In short, governments that lose their marginal seats often lose government; whereas oppositions that win more marginal seats can then be in a position to win government.
In any Australian election at any level of government attention will almost exclusively be on the ‘marginal seats’ with media features and speculation of who might win. Opinion polling also plays a factor here as well. Safer seats are likely to receive very little attention save from the local media outlets and local campaign activities.
The 2019 federal election was very tight, and the final result not widely expected. The Scott Morrison-led Coalition parties won 77 seats in the House of Representatives from a total of 151; Labor won 68 seats, and six were won by smaller parties or Independents.
The Coalition currently holds nine marginal seats on a margin of less than four per cent, whereas Labor holds 14 seats with a similarly small margin. Two Independents hold relatively marginal seats as well.
Some of the tightest seats based on the results of the 2019 federal election include Macquarie in the NSW Blue Mountains, which Labor holds by 0.2 per cent; Bass in northern Tasmania, which the Liberals hold by 0.4 per cent; the NSW seat of Eden Monaro on 0.4 per cent to Labor; Lilley in Brisbane’s northern suburbs, which Labor holds by 0.6 per cent; and Cowan in Perth’s northern suburbs, which Labor won by 0.9 per cent.
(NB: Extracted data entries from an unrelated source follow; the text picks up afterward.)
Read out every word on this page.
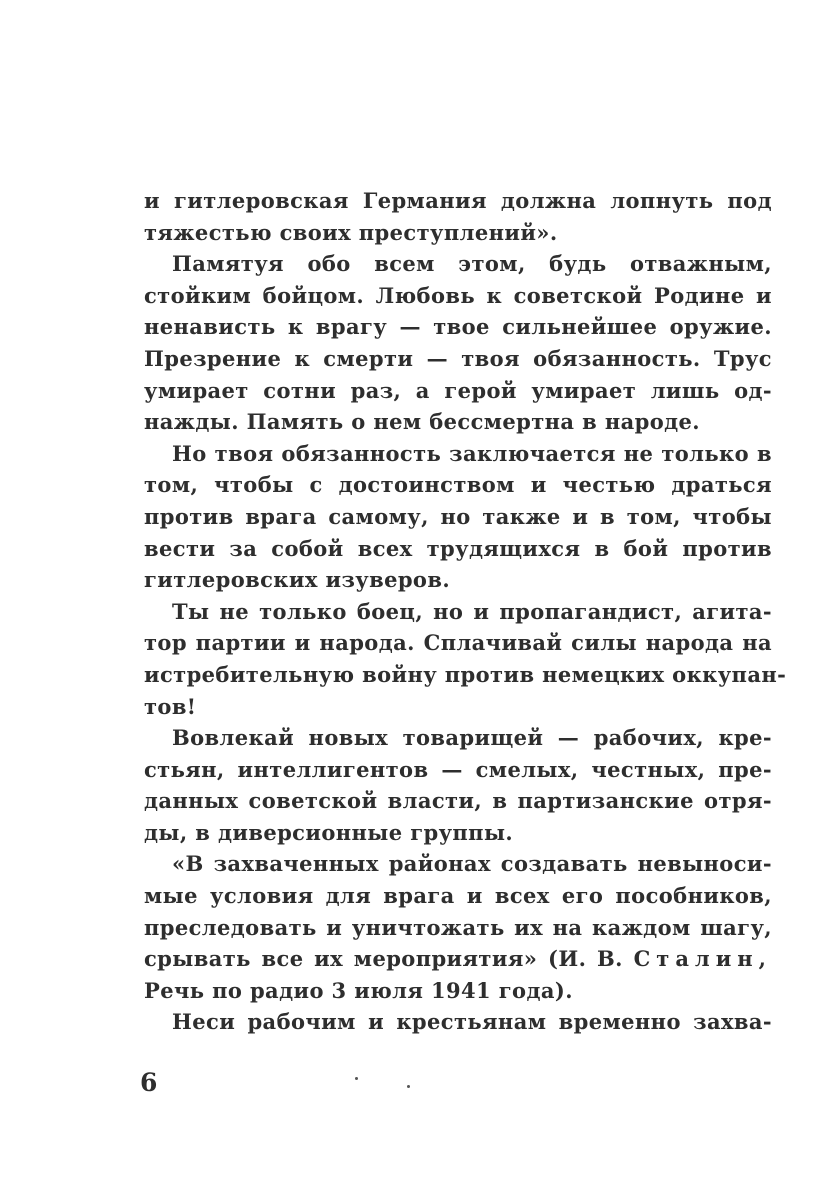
и гитлеровская Германия должна лопнуть под
тяжестью своих преступлений».
Памятуя обо всем этом, будь отважным,
стойким бойцом. Любовь к советской Родине и
ненависть к врагу — твое сильнейшее оружие.
Презрение к смерти — твоя обязанность. Трус
умирает сотни раз, а герой умирает лишь од-
нажды. Память о нем бессмертна в народе.
Но твоя обязанность заключается не только в
том, чтобы с достоинством и честью драться
против врага самому, но также и в том, чтобы
вести за собой всех трудящихся в бой против
гитлеровских изуверов.
Ты не только боец, но и пропагандист, агита-
тор партии и народа. Сплачивай силы народа на
истребительную войну против немецких оккупан-
тов!
Вовлекай новых товарищей — рабочих, кре-
стьян, интеллигентов — смелых, честных, пре-
данных советской власти, в партизанские отря-
ды, в диверсионные группы.
«В захваченных районах создавать невыноси-
мые условия для врага и всех его пособников,
преследовать и уничтожать их на каждом шагу,
срывать все их мероприятия» (И. В. Сталин,
Речь по радио 3 июля 1941 года).
Неси рабочим и крестьянам временно захва-
6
Liberal seats of Chisholm in Melbourne (0.6 per cent), Wentworth in Sydney (1.3 per cent) and Boothby in Adelaide (1.4 per cent) are highly marginal Liberal seats.
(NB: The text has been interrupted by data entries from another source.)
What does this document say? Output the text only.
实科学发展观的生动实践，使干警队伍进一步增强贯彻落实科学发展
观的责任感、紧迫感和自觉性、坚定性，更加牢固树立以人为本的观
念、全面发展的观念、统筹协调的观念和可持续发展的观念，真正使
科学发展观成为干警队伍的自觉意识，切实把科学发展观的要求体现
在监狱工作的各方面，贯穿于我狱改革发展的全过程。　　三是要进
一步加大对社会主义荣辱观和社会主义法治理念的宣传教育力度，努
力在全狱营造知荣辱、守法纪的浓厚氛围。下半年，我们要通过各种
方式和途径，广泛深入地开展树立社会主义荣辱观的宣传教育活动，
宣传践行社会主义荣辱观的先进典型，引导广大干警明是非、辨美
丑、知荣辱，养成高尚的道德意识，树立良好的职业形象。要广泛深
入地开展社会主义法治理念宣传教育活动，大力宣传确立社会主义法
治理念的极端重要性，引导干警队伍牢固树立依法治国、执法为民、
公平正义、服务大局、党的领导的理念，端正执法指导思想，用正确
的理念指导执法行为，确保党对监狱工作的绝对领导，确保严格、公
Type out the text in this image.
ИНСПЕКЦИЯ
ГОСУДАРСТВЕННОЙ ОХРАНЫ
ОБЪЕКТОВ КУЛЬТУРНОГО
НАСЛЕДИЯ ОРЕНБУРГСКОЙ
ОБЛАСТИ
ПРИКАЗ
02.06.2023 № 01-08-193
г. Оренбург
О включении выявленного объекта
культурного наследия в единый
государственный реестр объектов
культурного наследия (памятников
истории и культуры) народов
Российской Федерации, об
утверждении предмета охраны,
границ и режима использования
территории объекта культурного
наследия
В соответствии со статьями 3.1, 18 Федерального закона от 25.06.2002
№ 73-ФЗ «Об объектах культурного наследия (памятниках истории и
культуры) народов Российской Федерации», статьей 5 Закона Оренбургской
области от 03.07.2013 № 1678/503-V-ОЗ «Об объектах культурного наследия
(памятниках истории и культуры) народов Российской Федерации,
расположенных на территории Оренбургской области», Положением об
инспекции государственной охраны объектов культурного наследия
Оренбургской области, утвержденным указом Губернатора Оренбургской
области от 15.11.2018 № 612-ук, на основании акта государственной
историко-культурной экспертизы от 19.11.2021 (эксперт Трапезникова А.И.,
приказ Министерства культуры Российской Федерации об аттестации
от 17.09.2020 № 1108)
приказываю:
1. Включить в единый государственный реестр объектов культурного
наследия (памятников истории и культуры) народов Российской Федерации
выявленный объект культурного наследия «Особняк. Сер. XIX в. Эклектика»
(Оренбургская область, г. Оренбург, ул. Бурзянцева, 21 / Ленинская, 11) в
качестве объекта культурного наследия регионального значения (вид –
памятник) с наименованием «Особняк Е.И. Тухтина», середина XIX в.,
While some candidates won’t be confirmed until close to when the election is called, there are some seats already of intrinsic interest.
The activist group Climate 200, which has raised more than $7 million in donations, is financially supporting the campaigns of candidates challenging predominantly moderate Liberals in up to 25 seats, and one Labor seat in the ACT electorate of Bean. Some Climate 200 candidates are well-known locals or identities, some of whom have stood in previous elections as Independents or Labor candidates.
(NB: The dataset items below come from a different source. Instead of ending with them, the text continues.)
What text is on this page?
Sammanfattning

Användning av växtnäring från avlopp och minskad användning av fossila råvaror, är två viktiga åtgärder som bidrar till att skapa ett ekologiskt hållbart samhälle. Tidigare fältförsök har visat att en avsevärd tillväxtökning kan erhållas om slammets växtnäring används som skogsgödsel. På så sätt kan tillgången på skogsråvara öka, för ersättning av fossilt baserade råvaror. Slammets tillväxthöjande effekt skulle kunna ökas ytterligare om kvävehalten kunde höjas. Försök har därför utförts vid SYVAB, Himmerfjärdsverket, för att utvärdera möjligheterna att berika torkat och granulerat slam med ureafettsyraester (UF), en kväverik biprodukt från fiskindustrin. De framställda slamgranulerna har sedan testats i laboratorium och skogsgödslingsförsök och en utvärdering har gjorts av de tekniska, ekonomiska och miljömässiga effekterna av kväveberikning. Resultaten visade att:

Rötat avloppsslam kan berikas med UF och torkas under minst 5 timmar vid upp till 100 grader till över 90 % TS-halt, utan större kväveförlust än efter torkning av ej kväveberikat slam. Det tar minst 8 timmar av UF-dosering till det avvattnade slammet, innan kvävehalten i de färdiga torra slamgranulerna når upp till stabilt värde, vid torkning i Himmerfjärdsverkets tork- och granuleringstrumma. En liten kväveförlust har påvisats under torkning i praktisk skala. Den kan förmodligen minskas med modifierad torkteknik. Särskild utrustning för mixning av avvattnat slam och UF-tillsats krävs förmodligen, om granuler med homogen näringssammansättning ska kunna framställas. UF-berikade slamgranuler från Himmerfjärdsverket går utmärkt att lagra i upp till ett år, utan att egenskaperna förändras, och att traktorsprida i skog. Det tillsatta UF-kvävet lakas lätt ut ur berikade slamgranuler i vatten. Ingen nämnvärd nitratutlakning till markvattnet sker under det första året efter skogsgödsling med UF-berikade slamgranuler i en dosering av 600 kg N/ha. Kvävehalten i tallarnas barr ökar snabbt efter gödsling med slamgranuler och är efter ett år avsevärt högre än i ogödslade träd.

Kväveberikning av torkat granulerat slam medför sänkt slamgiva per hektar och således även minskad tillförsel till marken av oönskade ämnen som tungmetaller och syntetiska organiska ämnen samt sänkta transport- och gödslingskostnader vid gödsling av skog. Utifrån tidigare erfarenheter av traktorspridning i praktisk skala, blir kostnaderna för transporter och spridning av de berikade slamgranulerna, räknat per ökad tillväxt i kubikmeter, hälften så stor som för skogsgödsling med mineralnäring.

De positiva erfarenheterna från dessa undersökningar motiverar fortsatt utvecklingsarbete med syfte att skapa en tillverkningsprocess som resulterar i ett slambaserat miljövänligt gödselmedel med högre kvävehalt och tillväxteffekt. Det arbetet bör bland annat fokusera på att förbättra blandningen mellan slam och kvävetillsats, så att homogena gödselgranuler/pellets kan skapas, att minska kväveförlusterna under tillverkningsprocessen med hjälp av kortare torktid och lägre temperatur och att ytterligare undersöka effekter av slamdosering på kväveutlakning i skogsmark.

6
Climate 200 candidate Allegra Spender will challenge Liberal MP Dave Sharma in the NSW seat of Wentworth. Sharma won the seat in 2019 with a margin of 1.3 per cent over Independent Kerryn Phelps.
Professor Monique Ryan is challenging Treasurer Josh Frydenberg in the seat of Kooyong. The seat was considered a very safe seat for the Liberals, who went into the 2019 election with a margin of 12.8 per cent. That margin was reduced to 5.7 per cent over the Greens in the last election.
Craig Kelly has held the seat of Hughes in Sydney since 2010. It was a safe Liberal seat at a margin of 9.9 per cent, but in 2021 Kelly resigned from the Liberal Party and will contest the 2022 as a candidate for the United Australia Party. The major parties have been scrambling to find candidates to challenge him.
Several MPs have announced they will not contest the 2022 election, in some cases vacating seats that have been held by the same member for decades. Moreover, a redistribution by the Electoral Commission has affected seats in two states: Western Australia, which lost one seat, and Victoria, which gained one.
Labor MP Warren Snowdon, who has held the seat of Lingiari in the Northern Territory since 2001, announced in 2020 that he was retiring from politics at the next election. Lingiari was previously been a safe Labor seat, but the margin at the 2019 election dropped to 5.5 per cent. Marion Scrymgour, the first Indigenous woman elected to NT parliament, will contest the seat for Labor, and former Alice Springs mayor Damien Ryan for the Country Liberal Party.
The retirement of Greg Hunt opens up the race for Flinders in Victoria. The margin at the 2019 election was 5.6 per cent. Liberal candidate Zoe McKenzie and Independents Despi O’Connor and Sarah Russell are contesting the seat in 2022.